Creating a culture of recognition is a challenging enough task with an organization of just 100 employees, but what about when you’ve got 50,000 employees to keep inspired? At telecom giant Verizon, this task falls primarily on the shoulders of two motivators-in-chief: Vicki Cahill, the director of incentives and recognitions programs for Verizon’s Domestic Telecom group, and Barbe Mariotti, the manager of Recognition and Incentives for Verizon Business.
Speaking recently with HR Management Magazine, Cahill and Mariotti describe Verizon’s new, broader approach to recognition, which they date to the company’s merger with MCI. The result of this merger was Verizon Business, consisting of 32,000 non-sales employees. Mariotti says the company hoped to expand on the existing recognition program for salespeople to include the team members now under the Verizon Business umbrella.
"For these employees you can’t say, ‘Well, you did X so you get Y’ like you can in the sales organization," Mariotti says, so in Verizon Business we needed to make this culture of recognition part of the management’s day-to-day duties. We use a point structure, and it’s online. We created it with flexibility in mind, because there are a number of organizations that need to use it, and be able to recognize their employees for the different milestones they hit throughout the year."
For a program of such magnitude, Cahill says trying to handle administration in-house would have been impossible. Instead, the tracking is done by Verizon and then every month, files are transferred to an outside agency that manipulates the data according to current rules structures. The agency also helps with communication, design, administering results, converting results into payouts, and making deposits into employees’ accounts.
"Due to the complexity of the rewards we want to offer our employees, you absolutely have to use a third party to do that in an efficient way," Mariotti says.
In Verizon’s case, complexity involves offering employees a great deal of flexibility in their reward choices. In addition to a catalog featuring more than 1,200 merchandise items, the company offers gift cards to 200 different retailers, as well as even more specialized options for international employees. But as Cahill points out, Verizon is willing to stretch beyond these boundaries for unique employee requests.

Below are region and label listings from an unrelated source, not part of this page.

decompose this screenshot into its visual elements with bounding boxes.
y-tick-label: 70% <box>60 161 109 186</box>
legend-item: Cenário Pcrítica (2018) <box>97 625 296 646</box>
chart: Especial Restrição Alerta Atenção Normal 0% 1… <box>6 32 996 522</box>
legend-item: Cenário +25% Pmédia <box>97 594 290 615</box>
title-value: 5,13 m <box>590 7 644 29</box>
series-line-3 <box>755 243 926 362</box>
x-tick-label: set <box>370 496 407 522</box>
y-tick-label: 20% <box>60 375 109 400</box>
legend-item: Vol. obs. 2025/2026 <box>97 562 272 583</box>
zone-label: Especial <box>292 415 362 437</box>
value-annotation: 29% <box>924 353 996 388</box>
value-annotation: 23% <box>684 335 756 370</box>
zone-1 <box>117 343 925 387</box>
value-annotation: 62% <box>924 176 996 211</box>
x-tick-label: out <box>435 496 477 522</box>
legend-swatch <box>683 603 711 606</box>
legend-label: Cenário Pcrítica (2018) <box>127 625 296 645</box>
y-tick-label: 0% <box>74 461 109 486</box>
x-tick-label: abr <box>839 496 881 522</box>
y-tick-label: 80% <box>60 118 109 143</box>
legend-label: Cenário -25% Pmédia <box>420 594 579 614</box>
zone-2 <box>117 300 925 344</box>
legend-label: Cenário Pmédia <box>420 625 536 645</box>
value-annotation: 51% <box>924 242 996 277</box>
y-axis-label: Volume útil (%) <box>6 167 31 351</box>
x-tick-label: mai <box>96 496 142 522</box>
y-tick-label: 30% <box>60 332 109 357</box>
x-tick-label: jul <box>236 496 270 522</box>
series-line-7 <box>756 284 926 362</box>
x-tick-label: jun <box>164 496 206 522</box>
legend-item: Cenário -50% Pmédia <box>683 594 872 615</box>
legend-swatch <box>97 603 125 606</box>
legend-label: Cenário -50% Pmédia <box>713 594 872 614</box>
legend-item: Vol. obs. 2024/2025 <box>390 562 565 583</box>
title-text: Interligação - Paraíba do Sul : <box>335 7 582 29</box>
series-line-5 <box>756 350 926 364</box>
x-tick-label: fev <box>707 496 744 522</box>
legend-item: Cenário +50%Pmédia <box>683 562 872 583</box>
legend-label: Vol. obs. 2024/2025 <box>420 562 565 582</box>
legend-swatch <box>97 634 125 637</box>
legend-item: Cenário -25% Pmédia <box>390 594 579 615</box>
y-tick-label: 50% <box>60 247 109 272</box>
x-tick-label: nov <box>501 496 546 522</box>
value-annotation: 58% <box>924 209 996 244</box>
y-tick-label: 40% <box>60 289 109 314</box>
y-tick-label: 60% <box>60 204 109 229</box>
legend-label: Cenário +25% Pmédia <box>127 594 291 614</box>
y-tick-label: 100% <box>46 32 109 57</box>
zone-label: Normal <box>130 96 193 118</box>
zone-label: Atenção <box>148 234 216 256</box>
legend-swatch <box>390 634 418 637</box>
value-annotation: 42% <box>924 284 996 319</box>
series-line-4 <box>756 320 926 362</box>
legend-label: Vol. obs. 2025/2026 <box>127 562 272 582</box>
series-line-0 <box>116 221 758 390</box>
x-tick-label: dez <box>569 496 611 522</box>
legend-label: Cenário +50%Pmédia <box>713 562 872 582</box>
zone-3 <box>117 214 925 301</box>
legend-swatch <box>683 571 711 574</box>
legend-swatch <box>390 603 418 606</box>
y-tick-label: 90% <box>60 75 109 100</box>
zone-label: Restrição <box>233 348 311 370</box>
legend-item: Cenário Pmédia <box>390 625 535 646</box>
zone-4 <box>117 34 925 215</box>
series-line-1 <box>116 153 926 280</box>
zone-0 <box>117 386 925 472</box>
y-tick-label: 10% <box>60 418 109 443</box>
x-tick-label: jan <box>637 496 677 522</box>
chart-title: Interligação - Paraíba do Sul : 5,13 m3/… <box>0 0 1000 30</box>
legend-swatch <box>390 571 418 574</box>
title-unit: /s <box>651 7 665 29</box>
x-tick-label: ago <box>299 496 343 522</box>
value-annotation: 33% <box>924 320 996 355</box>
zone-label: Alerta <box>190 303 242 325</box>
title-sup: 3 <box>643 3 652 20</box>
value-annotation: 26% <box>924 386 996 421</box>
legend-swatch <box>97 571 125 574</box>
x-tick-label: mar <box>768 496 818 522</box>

"We had an employee who had been saving his points from the sales group for several years, and eventually he saved enough to buy a pickup truck," Cahill says. "The third party went out, sourced his truck for him, and converted his points. We also have a site that’s a bit like eBay, where we have unusual items, like collector baseballs or tickets to sold-out concerts. Employees can bid their points for those items online."
Offering a wide array of award mediums is important, Cahill adds, because the company doesn’t want employees to ever feel like they’ve exhausted their prize options.
"We’ve got enough out there that they could sell forever and there would still be plenty of variety of gifts, travel, and merchandise they could select from," Cahill says.
And while the larger program may have originated as an extension of the company’s sales incentives offerings, Cahill notes that sales and non-sales employees require unique recognition strategies.
"One of the reasons we don’t do cash or gift cards on the sales side particularly is that you really want those tangible items; you want the employees to think and dream of earning something," Cahill says. "It can be a very powerful tool if its used effectively."
Similarly, Mariotti observes, travel incentives tend to work better for a sales audience because salespeople particularly benefit from the camaraderie that goes along with group travel, while the company can get motivational mileage, so to speak, out of winners who come back talking up their experiences in Hawaii or the Caribbean.
Beyond the specifics of the gifts or the details of individual programs, however, Mariotti says that a culture of recognition ties the reward to the company, so that recipients will always remember and think about the company they work for as they use or enjoy their reward.
"With recognition it’s always in the back of someone’s mind, ‘I’m going to do a good job because I want to be recognized for this,’ knowing that they might be recognized with an e-card or a thank-you or praise in front of their peers in key meetings all that builds on itself and managers are using that throughout the year," Mariotti says. "Rewards and incentives are really powerful tools that managers can use within their teams to keep everyone motivated."